A 150 μL mixture of 21 μM acetyl-EncC and 21 μM benzoyl-EncC was obtained by mixing equal volumes of the acyl-EncC forms prepared as above. A 20 μL control sample of this mixture was set aside and mixed with 5 μL 10% formic acid on ice. To start the reaction, 2 μL of 32 μM EncL was added to the remaining 130 μL of the acyl- EncC solution. At 30 s intervals, five 20 μL aliquots of the reaction mixture were quenched with 5 μL 10% formic acid on ice. The remaining reaction mixture was quenched 5.5 min after the start. The six time-point samples were cooled to −80°C, lyophilized, and stored at −80°C.

4.10 MS sample preparation and analysis

Each lyophilized sample from the acyl-EncC/EncL reaction was dissolved in 20 μL of equilibration solution (1% AcOH in water) and desalted on a C4 ZipTip^® pipette tip (Millipore) by sequentially injecting the following solutions into the back side of the ZipTip with a standard 200 μL pipette tip: 50 μL wetting solution (100% MeCN), 50 μL equilibration solution, 20 μL redissolved reaction sample, 100 μL wash solution (1% AcOH in water), and 20 μL elution solution (85% MeCN, 2% AcOH, in water).
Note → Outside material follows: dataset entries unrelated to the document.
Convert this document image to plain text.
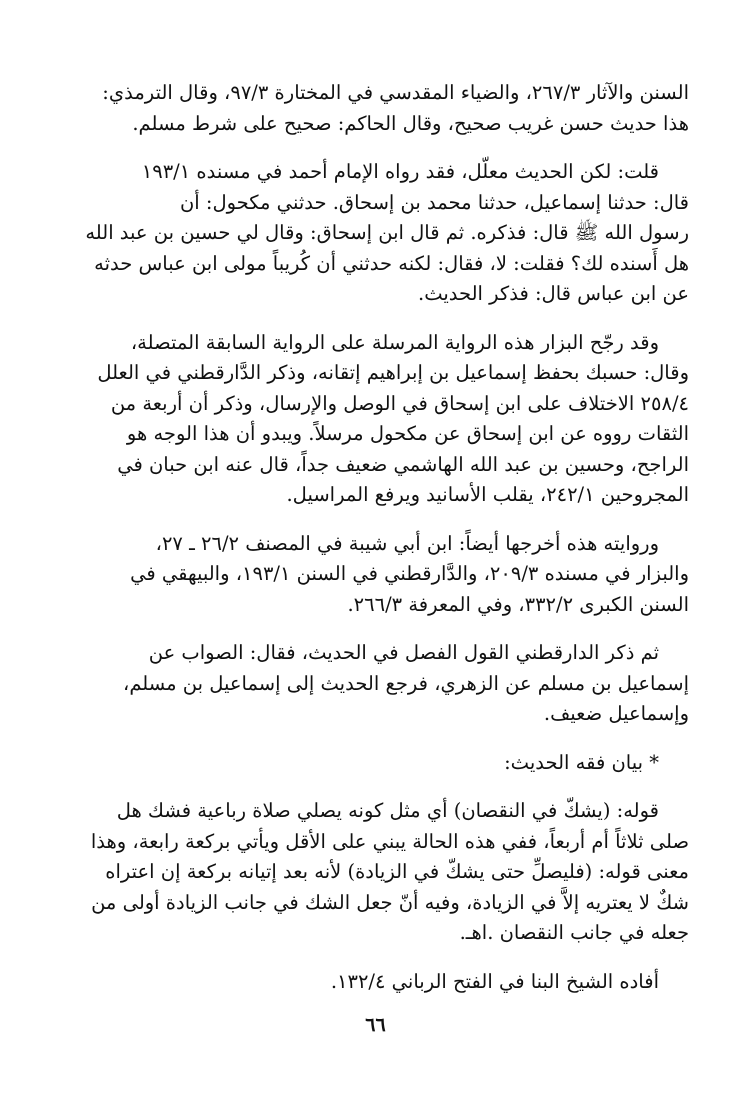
السنن والآثار ٢٦٧/٣، والضياء المقدسي في المختارة ٩٧/٣، وقال الترمذي:
هذا حديث حسن غريب صحيح، وقال الحاكم: صحيح على شرط مسلم.
قلت: لكن الحديث معلّل، فقد رواه الإمام أحمد في مسنده ١٩٣/١
قال: حدثنا إسماعيل، حدثنا محمد بن إسحاق. حدثني مكحول: أن
رسول الله ﷺ قال: فذكره. ثم قال ابن إسحاق: وقال لي حسين بن عبد الله
هل أَسنده لك؟ فقلت: لا، فقال: لكنه حدثني أن كُريباً مولى ابن عباس حدثه
عن ابن عباس قال: فذكر الحديث.
وقد رجّح البزار هذه الرواية المرسلة على الرواية السابقة المتصلة،
وقال: حسبك بحفظ إسماعيل بن إبراهيم إتقانه، وذكر الدَّارقطني في العلل
٢٥٨/٤ الاختلاف على ابن إسحاق في الوصل والإرسال، وذكر أن أربعة من
الثقات رووه عن ابن إسحاق عن مكحول مرسلاً. ويبدو أن هذا الوجه هو
الراجح، وحسين بن عبد الله الهاشمي ضعيف جداً، قال عنه ابن حبان في
المجروحين ٢٤٢/١، يقلب الأسانيد ويرفع المراسيل.
وروايته هذه أخرجها أيضاً: ابن أبي شيبة في المصنف ٢٦/٢ ـ ٢٧،
والبزار في مسنده ٢٠٩/٣، والدَّارقطني في السنن ١٩٣/١، والبيهقي في
السنن الكبرى ٣٣٢/٢، وفي المعرفة ٢٦٦/٣.
ثم ذكر الدارقطني القول الفصل في الحديث، فقال: الصواب عن
إسماعيل بن مسلم عن الزهري، فرجع الحديث إلى إسماعيل بن مسلم،
وإسماعيل ضعيف.
* بيان فقه الحديث:
قوله: (يشكّ في النقصان) أي مثل كونه يصلي صلاة رباعية فشك هل
صلى ثلاثاً أم أربعاً، ففي هذه الحالة يبني على الأقل ويأتي بركعة رابعة، وهذا
معنى قوله: (فليصلِّ حتى يشكّ في الزيادة) لأنه بعد إتيانه بركعة إن اعتراه
شكٌ لا يعتريه إلاَّ في الزيادة، وفيه أنّ جعل الشك في جانب الزيادة أولى من
جعله في جانب النقصان .اهـ.
أفاده الشيخ البنا في الفتح الرباني ١٣٢/٤.
٦٦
The desalted samples were ionized using a Nanomate BiVersa chip-based electrosprayer (Advion Biosystems, Ithaca, NY) and analyzed on an LTQ-orbitrap mass spectrometer (Thermo-Electron Corporation, San Jose, CA). To obtain monoisotopic masses, the mass spectra were deconvoluted using Xtract software (Thermo).